(410a) Formulating Biologics in Polymeric Nanoparticles: New Methods to Overcome Manufacturing Barriers

Authors: 
Markwalter, C. E., Princeton University
Prud'homme, R. K., Princeton University
Pagels, R. F., Optimeos Life Sciences
Nanoscale polymeric vehicles can protect biologics such as peptides and proteins from clearance and produce a sustained release profile.1 The double emulsion process to form polymeric microparticles and nanoparticles is a commonly employed formulation technique but has well-documented trade-offs.2 This results in processes that are not economically viable because significant therapeutic quantities are lost as unencapsulated material. To achieve the same therapeutic dose with a low-loading formulation requires large excipient amounts and possibly high-volume injections.

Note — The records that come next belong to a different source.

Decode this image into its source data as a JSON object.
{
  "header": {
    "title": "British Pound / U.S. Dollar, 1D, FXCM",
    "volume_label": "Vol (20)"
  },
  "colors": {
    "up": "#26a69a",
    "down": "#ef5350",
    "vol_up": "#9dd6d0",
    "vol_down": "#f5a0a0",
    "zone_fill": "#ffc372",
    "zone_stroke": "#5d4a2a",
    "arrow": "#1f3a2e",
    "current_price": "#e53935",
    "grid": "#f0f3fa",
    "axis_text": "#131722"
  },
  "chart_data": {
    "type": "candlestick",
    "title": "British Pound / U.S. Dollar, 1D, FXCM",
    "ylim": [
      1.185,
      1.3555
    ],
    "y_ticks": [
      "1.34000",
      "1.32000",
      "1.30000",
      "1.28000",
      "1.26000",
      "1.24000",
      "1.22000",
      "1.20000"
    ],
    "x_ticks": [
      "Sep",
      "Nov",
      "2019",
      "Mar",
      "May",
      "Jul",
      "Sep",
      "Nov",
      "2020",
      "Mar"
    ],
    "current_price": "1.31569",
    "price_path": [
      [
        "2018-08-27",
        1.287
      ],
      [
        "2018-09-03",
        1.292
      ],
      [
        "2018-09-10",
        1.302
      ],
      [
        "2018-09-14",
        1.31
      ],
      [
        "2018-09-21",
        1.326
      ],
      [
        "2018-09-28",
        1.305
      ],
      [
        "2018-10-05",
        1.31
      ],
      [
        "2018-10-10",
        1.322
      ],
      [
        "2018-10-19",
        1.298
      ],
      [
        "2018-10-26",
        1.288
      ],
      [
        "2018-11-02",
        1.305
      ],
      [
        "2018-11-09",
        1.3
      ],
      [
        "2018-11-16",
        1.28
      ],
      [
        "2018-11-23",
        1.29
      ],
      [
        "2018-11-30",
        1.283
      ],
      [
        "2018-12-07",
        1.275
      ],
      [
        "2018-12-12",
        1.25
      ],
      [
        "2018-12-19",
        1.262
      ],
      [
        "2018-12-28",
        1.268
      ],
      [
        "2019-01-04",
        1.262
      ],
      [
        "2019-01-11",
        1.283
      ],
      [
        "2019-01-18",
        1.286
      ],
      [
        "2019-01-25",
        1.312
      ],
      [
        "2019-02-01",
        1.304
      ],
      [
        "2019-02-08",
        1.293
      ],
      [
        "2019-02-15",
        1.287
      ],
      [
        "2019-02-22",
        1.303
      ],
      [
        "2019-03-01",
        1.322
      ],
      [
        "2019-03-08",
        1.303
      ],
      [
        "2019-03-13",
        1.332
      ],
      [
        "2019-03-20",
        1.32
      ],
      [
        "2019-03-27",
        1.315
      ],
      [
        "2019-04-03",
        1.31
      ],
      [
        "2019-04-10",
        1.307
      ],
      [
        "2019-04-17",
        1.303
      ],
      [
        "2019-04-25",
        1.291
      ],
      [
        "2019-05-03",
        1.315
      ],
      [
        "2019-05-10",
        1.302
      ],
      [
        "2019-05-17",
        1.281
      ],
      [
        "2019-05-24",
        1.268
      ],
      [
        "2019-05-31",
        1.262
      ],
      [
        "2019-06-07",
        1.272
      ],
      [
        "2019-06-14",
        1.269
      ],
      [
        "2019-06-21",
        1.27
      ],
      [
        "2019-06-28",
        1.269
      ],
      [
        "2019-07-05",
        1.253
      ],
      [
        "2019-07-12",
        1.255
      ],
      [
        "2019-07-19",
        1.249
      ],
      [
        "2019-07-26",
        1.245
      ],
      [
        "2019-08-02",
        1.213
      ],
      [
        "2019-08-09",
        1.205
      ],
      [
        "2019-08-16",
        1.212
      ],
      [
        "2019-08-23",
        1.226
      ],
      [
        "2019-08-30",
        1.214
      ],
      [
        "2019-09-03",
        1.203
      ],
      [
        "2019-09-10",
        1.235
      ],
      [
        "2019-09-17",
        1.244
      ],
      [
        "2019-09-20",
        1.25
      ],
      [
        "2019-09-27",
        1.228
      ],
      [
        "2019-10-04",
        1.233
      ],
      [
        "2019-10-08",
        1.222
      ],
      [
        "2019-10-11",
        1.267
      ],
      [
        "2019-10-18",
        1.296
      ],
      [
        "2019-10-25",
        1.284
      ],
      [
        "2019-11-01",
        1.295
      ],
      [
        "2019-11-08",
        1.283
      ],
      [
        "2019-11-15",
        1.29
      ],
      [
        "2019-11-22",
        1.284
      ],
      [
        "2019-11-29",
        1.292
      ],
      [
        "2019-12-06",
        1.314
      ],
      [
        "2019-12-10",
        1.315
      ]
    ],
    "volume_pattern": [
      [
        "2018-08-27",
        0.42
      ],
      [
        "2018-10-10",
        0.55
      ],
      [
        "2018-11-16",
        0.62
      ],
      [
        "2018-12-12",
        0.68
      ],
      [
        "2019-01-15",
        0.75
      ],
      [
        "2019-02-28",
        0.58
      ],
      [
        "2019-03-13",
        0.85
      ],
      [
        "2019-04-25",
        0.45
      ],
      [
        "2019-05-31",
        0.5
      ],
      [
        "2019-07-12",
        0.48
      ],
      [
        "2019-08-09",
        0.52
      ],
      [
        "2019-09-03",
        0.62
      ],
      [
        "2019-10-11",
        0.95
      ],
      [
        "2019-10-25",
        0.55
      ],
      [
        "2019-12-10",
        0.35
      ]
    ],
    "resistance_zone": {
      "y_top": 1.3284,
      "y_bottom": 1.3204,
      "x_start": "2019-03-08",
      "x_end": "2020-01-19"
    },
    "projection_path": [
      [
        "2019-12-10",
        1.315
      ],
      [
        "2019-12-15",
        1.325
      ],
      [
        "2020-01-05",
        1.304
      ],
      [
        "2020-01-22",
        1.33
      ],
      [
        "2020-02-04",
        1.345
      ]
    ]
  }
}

We have developed a process that addresses these shortcomings by replacing the primary emulsion with an “inverse nanoparticle” containing the biologic. We employ inverse Flash NanoPrecipitation (iFNP) to produce these polymeric nanoparticles encapsulating a biologic at high loading (>50%).3,4 These inverse nanoparticles reduce process losses during production of the second emulsion due to the presence of a hydrophobic polymer shell around each biologic core. Alternatively, we have developed a process to introduce a dense PEG coating on the inverse nanoparticles to produce long-circulating water-dispersible particles structurally analogous to polymersomes or vesicles.

We detail the methods employed in forming these particulate delivery systems for sustained release applications. The loadings and encapsulation efficiencies (EE) achieved are in many cases an order of magnitude better than existing techniques. We will report approaches for tuning releases profiles and describe potential applications of the technology. The table below highlights process metrics for a range of biologics encapsulated in coated nanoparticles formed by iFNP.

(1) Yu, M.; Wu, J.; Shi, J.; Farokhzad, O. C. Nanotechnology for Protein Delivery: Overview and Perspectives. J. Control. Release 2016, 240, 24–37.

(2) Pagels, R. F.; Prud’homme, R. K. Polymeric Nanoparticles and Microparticles for the Delivery of Peptides, Biologics, and Soluble Therapeutics. J. Control. Release 2015, 219, 519–535.

(3) Markwalter, C. E.; Prud’homme, R. K. Inverse Flash NanoPrecipitation for Biologics Encapsulation: Understanding Process Losses via an Extraction Protocol; 2017; pp 275–296.

(4) Pagels, R. F.; Prud’homme, R. K. Inverse Flash NanoPrecipitation for Biologics Encapsulation: Nanoparticle Formation and Ionic Stabilization in Organic Solvents; 2017; pp 249–274.